In fact, this banking on speed and movement is precisely the ground of the ‘war of time’ Virilio identified as the problem of the military class. The war of acceleration turns on new technologies that push humans out of the domain of choice and control, in favour of an autonomous and automatic deterrence. While I am, of course, not assimilating TC to this discourse, we can see that what we have here is, precisely, a ‘war of time’. On the one hand, we have the elimination or minimisation of labour from the process of warfare, to increase the speed and violence of military response. On the other hand, we find the seeming necessity of the rapid dispersion of revolution to counter this possibility. There are two symmetrical risks, it seems to me. We could, first, overestimate the military capacities of the ‘trans-national military class’, and thereby engender our own stasis, if not even reification and fetishization of military power (a risk run by Virilio). Secondly, however, we could also disregard the military question by simply relying on the ‘superior’ speed of revolution. It seems to be this second risk is run by certain formulations of TC.

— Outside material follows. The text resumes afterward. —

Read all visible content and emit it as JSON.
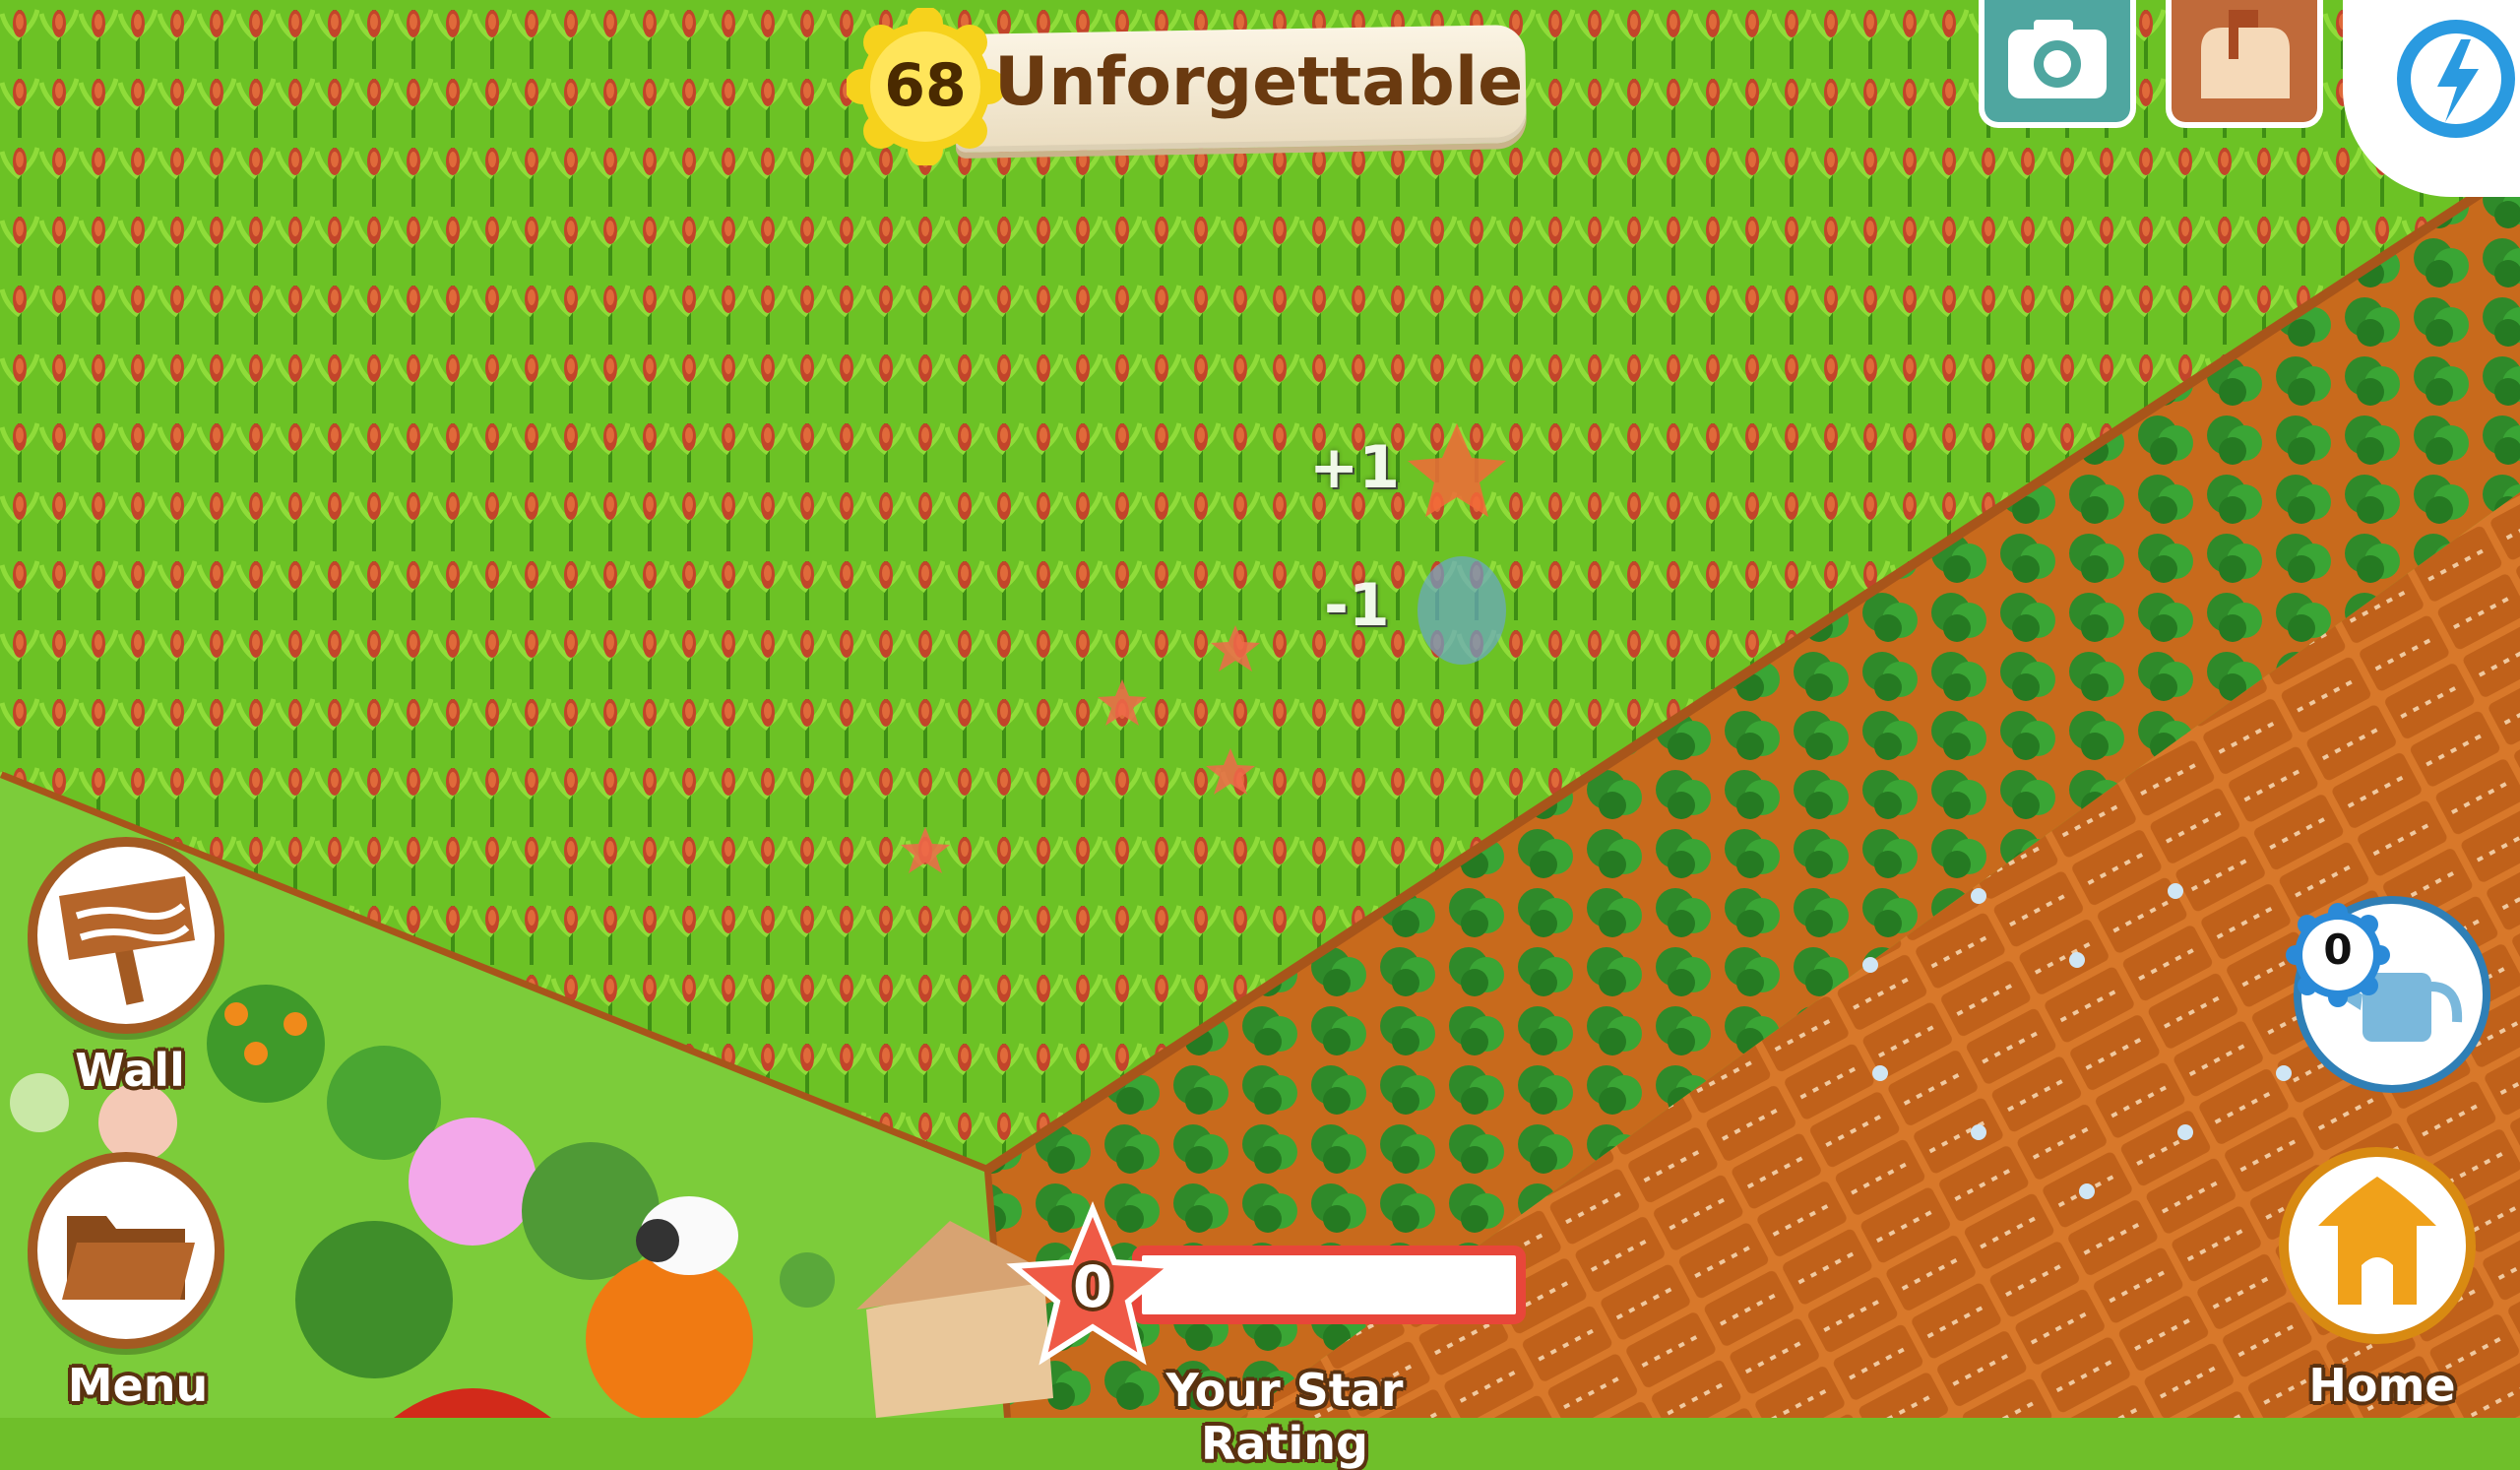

Of course, ‘Occupy’ is, or was, a heterogeneous formation, or set of formations, that often aimed to break outside of this kind of ossification. If anything, in the typology we have traced, it lies closest (in general) to Virilio’s insistence on the continuation of ecological resistance in the absence of revolution. In this way it seems not so much that it evades the military question as that it positively refuses it, precisely to escape the discourse of ‘pure war’ that Virilio argues is at the heart of Western nihilism (Virilio 1990: 68). A similar claim could be made for TC. My suggestion in reply is a modest one. While this is a laudable aim, it might be that a politics of dispersion, resonance, and acceleration, will have to confront not only the inertial effects of the ‘practico-inert’, but also the militarized forms of the capitalist State that deploy and engage with exactly these new forms to produce their own de-localization and localization of power.

Benjamin Noys, 2013.

Bibliography

  • 1. Jason Adams (2012) has used Virilio to reflect on strategic difficulties and tensions in the ‘Occupy’ movement, but not directly raised the military question. I owe Jason Adams for the encouragement to pursue these speculations.
  • 2. ‘To my mind, there was some hocus-pocus between Marx and Engels. Engels was aware of the reality of war, even if he didn’t see it the way we do. There was also the idea of war as reappropriated by the working class. The working class, especially at the beginning of trade unionism, was a combat unit. This relation of Marxism to war wasn’t really clear at the outset.’ (Virilio in Virilio & Lotringer 1983: 105)
  • 3. This is also contrary to the ‘communizing’ theory of Gilles Dauvé and Karl Nesic, who treat ‘communizing’ as a persistent possibility yet to be realized, rather than a new historical possibility (see Endnotes 2008).
  • 4. This diagnosis bears some similarity to that of Carl Schmitt in his Theory of the Partisan[i] (1963).